Portugal vive paralisações em todo o país nesta quarta-feira (3/6), com uma greve geral convocada pela principal central sindical contra a reforma trabalhista que está sendo discutida no Parlamento, com votação prevista para setembro.
A mobilização atinge transportes, saúde, educação e aviação, com adiamento de cirurgias e cancelamento de voos entre Brasil e Portugal, evidenciando o impasse sobre as mudanças nas regras de contratação e direitos dos trabalhadores. Isso impacta diretamente os brasileiros que trabalham no país europeu.
Os sindicatos pretendem suspender quase todas as atividades para demonstrar a insatisfação com o pacote trabalhista em debate.
Houve paralisação na rede ferroviária e no transporte público, incluindo o metrô em Lisboa e Porto, que parou de operar antes da greve. Os impactos na circulação de trens regionais e de longa distância devem se estender até quinta-feira.
Cerca de 500 voos, dos quais 300 são da companhia aérea TAP, terão cancelamentos ou atrasos nos aeroportos de Lisboa, Porto e Faro. Serviços mínimos foram definidos para os transportes e para o setor de saúde.

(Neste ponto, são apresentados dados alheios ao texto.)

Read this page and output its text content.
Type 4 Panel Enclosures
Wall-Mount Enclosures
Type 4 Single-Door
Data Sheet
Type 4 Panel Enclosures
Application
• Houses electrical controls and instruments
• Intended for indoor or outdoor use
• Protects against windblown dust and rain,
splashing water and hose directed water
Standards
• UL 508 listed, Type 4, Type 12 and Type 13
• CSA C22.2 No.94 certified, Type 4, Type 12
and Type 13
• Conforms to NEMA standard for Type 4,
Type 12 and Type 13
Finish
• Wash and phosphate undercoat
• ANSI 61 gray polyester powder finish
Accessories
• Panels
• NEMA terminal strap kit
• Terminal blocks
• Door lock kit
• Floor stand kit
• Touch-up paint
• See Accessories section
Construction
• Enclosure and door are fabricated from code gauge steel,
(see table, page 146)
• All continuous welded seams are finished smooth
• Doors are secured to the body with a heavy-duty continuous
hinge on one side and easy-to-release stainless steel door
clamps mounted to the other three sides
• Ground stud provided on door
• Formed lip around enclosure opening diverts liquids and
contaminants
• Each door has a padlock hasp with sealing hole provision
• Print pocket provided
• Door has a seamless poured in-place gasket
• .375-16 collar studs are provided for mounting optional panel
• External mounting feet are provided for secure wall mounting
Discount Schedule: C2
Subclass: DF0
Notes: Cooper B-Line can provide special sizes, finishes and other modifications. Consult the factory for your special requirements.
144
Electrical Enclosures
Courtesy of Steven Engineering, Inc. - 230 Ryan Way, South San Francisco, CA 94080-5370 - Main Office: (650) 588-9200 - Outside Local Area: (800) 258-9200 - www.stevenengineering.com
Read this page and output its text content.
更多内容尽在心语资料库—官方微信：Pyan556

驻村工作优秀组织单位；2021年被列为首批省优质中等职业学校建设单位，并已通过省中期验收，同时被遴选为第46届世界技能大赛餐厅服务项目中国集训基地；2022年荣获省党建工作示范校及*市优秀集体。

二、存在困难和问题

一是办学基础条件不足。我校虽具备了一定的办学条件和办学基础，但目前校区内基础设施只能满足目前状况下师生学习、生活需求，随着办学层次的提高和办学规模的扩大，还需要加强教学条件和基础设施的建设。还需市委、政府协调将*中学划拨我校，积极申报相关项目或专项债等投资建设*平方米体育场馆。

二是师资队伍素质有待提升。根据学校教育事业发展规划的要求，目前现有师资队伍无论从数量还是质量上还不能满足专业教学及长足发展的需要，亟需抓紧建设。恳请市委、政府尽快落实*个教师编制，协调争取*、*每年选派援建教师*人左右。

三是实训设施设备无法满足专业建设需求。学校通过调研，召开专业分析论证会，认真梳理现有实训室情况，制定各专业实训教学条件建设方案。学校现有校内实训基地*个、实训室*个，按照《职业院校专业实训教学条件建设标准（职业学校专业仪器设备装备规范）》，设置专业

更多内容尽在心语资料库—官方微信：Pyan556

Hospitais funcionam apenas para urgências
Hospitais e centros de saúde estão abertos somente para urgências, tratamentos de quimioterapia e radioterapia, serviços intensivos e operações emergenciais. A Federação Nacional dos Médicos (FNAM) e o Sindicato dos Enfermeiros Portugueses (SEP) aderiram à greve, levando ao cancelamento de consultas e cirurgias marcadas para esta quarta-feira.
A educação também está muito afetada, com adesão da Federação Nacional dos Professores (FENPROF) e do Sindicato de Todos os Trabalhadores da Educação (STOP). Escolas públicas de todos os níveis, do pré-escolar ao superior, estão fechadas, mesmo sendo a última semana de aulas antes das férias de verão.
Trabalhadores de uma das maiores fábricas de automóveis paralisaram as atividades. Além da indústria, parte do comércio também aderiu à greve. A adesão tende a atingir 50% nos setores público e privado, com impacto econômico estimado em cerca de 400 milhões de euros.
Críticas à reforma trabalhista
O pacote chamado “Trabalho XXI” enfrenta críticas por supostamente desmontar direitos coletivos, aumentar a concentração de poder nas mãos dos empregadores e transferir riscos e instabilidade para os trabalhadores.
Segundo a Associação Sindical dos Professores, trata-se de uma proposta neoliberal que desregulamenta condições trabalhistas e aumenta a desigualdade na negociação individual.
As principais mudanças incluem revisão dos limites para contratos a prazo, reforço da licença parental, reintrodução do banco de horas individual e novas regras para a proteção de créditos.
A principal central sindical, CGTP, acusa o governo de centro-direita de favorecer empregadores às custas dos direitos dos trabalhadores, apesar da economia forte e da taxa de desemprego em 5,7%, um dos níveis mais baixos em duas décadas.
O primeiro-ministro Luís Montenegro afirma que a reforma visa aumentar a produtividade, impulsionar o crescimento do país e, a longo prazo, elevar os salários.
As negociações duraram nove meses sem consenso e o governo aprovou o pacote no mês passado, que agora aguarda votação na Assembleia da República. Esta é a segunda greve geral contra a reforma trabalhista em Portugal, sendo a primeira em dezembro do ano passado.
Impacto nos trabalhadores brasileiros
A reforma terá impacto direto em centenas de milhares de brasileiros que trabalham em Portugal, devido à eliminação das restrições para contratação de terceirizados, permitindo contratação sem vínculo empregatício e sem prazo após demissão.
A duração dos contratos temporários também aumentou de dois para três anos, gerando incertezas para renovação de vistos e obtenção da nacionalidade portuguesa. Os brasileiros são a maior força de trabalho estrangeira no país e contribuem significativamente para a Segurança Social portuguesa.
Segundo o Ministério do Trabalho de Portugal, os mais de 400 mil brasileiros com empregos formais — número que pode ultrapassar 700 mil — garantem boa parte das aposentadorias e benefícios sociais no país.